Mesmo com a saída de Mário Rodrigues, A Manhã manteve a linha de oposição agressiva, atacando sem restrições o “fascismo”, o “capitalismo yankee”, a corrupção e a arbitrariedade dos governos federal e municipal. O jornal, em não poucos momentos, sustentava ideias comunistas ou assim consideradas, aumentando mais ainda a insatisfação do governo. Com a ida de boa parte dos jornalistas e colaboradores de A Manhã para Crítica, o jornal, no entanto, segundo autores como Ruy Castro, perderia o posto de mais virulento e sensacionalista para este último.

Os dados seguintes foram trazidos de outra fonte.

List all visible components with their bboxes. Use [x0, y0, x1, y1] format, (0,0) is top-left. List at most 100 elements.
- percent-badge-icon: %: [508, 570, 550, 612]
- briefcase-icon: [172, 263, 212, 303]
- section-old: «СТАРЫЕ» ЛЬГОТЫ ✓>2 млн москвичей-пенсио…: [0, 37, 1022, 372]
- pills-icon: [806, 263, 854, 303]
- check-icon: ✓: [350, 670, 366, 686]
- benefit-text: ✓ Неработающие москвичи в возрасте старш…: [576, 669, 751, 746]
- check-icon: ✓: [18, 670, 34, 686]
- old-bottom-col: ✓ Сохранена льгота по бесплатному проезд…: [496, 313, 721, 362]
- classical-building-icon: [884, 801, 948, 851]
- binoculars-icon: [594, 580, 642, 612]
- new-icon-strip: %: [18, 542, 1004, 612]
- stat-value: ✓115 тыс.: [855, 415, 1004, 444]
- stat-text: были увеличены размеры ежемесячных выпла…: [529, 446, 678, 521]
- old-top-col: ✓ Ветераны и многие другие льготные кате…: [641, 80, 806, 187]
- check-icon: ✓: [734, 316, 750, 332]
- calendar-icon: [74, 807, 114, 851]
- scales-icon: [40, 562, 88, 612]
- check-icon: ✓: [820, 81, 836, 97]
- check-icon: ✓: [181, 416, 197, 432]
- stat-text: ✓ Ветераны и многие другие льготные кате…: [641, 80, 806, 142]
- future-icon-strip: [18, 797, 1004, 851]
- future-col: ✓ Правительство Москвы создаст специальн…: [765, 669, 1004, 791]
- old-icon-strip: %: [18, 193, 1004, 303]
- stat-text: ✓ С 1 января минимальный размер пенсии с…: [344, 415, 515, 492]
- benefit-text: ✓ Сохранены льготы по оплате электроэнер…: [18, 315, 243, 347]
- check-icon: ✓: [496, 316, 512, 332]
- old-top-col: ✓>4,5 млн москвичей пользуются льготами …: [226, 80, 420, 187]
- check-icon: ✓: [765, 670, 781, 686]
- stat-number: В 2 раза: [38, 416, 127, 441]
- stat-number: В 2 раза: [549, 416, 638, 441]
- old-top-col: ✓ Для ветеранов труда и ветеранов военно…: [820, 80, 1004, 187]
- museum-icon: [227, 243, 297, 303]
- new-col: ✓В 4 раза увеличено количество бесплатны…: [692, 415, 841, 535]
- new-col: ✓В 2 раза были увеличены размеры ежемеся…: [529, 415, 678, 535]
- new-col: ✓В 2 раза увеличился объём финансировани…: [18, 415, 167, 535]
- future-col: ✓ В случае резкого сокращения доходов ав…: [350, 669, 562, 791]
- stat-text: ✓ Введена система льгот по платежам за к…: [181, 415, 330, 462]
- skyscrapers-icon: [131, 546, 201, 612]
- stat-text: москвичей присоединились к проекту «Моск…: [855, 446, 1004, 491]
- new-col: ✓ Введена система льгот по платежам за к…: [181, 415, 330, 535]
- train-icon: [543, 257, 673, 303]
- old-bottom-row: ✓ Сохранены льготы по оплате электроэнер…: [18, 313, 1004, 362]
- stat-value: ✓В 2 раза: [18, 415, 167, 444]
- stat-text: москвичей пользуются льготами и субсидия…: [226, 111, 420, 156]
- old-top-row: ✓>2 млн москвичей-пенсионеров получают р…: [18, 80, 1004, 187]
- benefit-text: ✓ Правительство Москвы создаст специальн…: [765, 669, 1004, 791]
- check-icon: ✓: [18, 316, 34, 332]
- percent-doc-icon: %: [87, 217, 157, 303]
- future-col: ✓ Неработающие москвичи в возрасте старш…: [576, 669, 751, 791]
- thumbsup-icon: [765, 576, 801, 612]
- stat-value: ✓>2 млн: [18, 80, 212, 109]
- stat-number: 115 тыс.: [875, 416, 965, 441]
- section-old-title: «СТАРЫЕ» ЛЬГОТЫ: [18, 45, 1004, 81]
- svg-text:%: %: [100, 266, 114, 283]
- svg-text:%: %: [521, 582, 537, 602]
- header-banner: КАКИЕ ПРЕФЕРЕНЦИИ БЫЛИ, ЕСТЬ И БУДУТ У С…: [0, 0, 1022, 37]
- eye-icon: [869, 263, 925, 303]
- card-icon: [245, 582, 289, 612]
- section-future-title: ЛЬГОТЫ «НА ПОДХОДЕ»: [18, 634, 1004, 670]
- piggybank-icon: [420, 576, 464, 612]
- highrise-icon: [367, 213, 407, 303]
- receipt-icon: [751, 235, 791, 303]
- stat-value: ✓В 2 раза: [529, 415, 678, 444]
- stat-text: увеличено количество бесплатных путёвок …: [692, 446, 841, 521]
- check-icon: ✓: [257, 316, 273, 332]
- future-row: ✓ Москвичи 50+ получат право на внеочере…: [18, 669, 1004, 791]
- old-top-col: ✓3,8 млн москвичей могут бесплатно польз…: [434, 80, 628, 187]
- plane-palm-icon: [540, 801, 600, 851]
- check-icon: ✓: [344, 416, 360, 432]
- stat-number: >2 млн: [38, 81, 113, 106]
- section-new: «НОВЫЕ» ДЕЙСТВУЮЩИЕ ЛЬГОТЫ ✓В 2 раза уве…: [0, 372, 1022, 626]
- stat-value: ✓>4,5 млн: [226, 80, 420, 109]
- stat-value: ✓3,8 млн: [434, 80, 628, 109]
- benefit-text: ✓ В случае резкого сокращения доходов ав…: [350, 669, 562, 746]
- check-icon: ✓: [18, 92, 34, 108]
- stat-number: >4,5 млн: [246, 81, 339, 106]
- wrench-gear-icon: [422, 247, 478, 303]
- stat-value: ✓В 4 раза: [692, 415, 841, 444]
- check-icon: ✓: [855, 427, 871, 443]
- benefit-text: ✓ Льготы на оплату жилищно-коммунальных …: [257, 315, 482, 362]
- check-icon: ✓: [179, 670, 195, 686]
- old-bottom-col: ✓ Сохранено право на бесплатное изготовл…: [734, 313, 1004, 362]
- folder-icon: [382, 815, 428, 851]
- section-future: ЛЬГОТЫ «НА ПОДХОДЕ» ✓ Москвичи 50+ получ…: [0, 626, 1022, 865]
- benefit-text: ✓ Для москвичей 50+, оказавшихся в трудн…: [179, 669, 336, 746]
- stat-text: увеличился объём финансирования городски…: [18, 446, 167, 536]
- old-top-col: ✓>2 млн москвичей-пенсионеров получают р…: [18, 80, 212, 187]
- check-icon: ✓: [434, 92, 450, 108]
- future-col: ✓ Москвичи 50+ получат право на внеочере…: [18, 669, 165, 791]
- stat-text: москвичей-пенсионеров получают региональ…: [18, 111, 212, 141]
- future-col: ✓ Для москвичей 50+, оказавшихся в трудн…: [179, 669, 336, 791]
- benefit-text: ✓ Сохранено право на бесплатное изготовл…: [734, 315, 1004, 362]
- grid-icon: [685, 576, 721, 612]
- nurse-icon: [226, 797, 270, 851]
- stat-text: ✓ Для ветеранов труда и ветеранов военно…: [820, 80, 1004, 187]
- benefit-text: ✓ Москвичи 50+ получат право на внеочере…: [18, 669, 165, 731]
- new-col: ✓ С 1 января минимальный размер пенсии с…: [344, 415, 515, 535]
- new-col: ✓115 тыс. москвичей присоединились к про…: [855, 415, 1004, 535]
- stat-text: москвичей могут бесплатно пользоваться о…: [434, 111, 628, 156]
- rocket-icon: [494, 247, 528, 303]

Na ocasião das eleições presidenciais de 1929, A Manhã apoiou a Aliança Liberal, a frente oligárquica de oposição a Júlio Prestes, candidato indicado pelo presidente Washington Luís. Batendo forte no governo e em seu candidato, o jornal teria sofrido pressões que, em grande parte, o levaram a reduzir o de doze para oito o número de páginas do jornal e, logo em seguida, após a edição de 17 de dezembro de 1929, a encerrar suas atividades. Nesta ocasião, Adolfo Porto, e não mais Agripino Nazareth, respondia pela direção.

Seis anos depois do fechamento de A Manhã, outro jornal com este mesmo nome veio a circular: fundado por Pedro Motta Lima em 26 de abril de 1935, o segundo A Manhã era do Partido Comunista Brasileiro (PCB, então denominado Partido Comunista do Brasil), apresentando-se como porta-voz da Aliança Nacional Libertadora (ANL). Durou somente até 27 de novembro de 1935 e nada tem a ver com o primeiro A Manhã, criado por Mário Rodrigues.

Nelson Werneck Sodré, em sua História da imprensa no Brasil (p. 428), afirmou que A Manhã teve duas fases. A primeira, aqui exposta, foi de 29 de dezembro de 1925 a 17 de dezembro de 1929. A segunda, mais de 10 anos depois da primeira, foi de 9 de agosto de 1941 a 7 de junho de 1953. De fato, em 1941, um terceiro jornal com o título A Manhã apareceu no cenário editorial brasileiro. Era, porém, uma folha governista dirigida por Cassiano Ricardo na época em que o governo de Vargas começava a se preocupar com a propaganda política. Esse novo jornal não lembrava em nada o oposicionista A Manhã, da década de 1920. Não há nada que ligue o jornal de 1941 ao de 1925.

Fontes:

- CASTRO, Ruy. O Anjo Pornográfico: a vida de Nelson Rodrigues. São Paulo: Companhia das Letras, 1992.
- DIDIER, Carlos. Orestes Barbosa: repórter, cronista e poeta. Rio de Janeiro: Agir, 2005.
- GASPARIAN, Helena. A Manhã. In: ABREU, Alzira Alves et al. (Coord.) Dicionário histórico-biográfico brasileiro pós-1930. Rio de Janeiro: Editora FGV; CPDOC, 2001. Vol. III.
- MOLINA, Matías M. Campeão da virulência. Observatório da Imprensa, 4 out. 2011. Disponível em: http://www.observatoriodaimprensa.com.br/news/view/_campeao_da_virulencia Acesso em: 13 mai. 2013.
- SODRÉ, Nelson Werneck. História da imprensa no Brasil. Rio de Janeiro: Civilização Brasileira, 1966.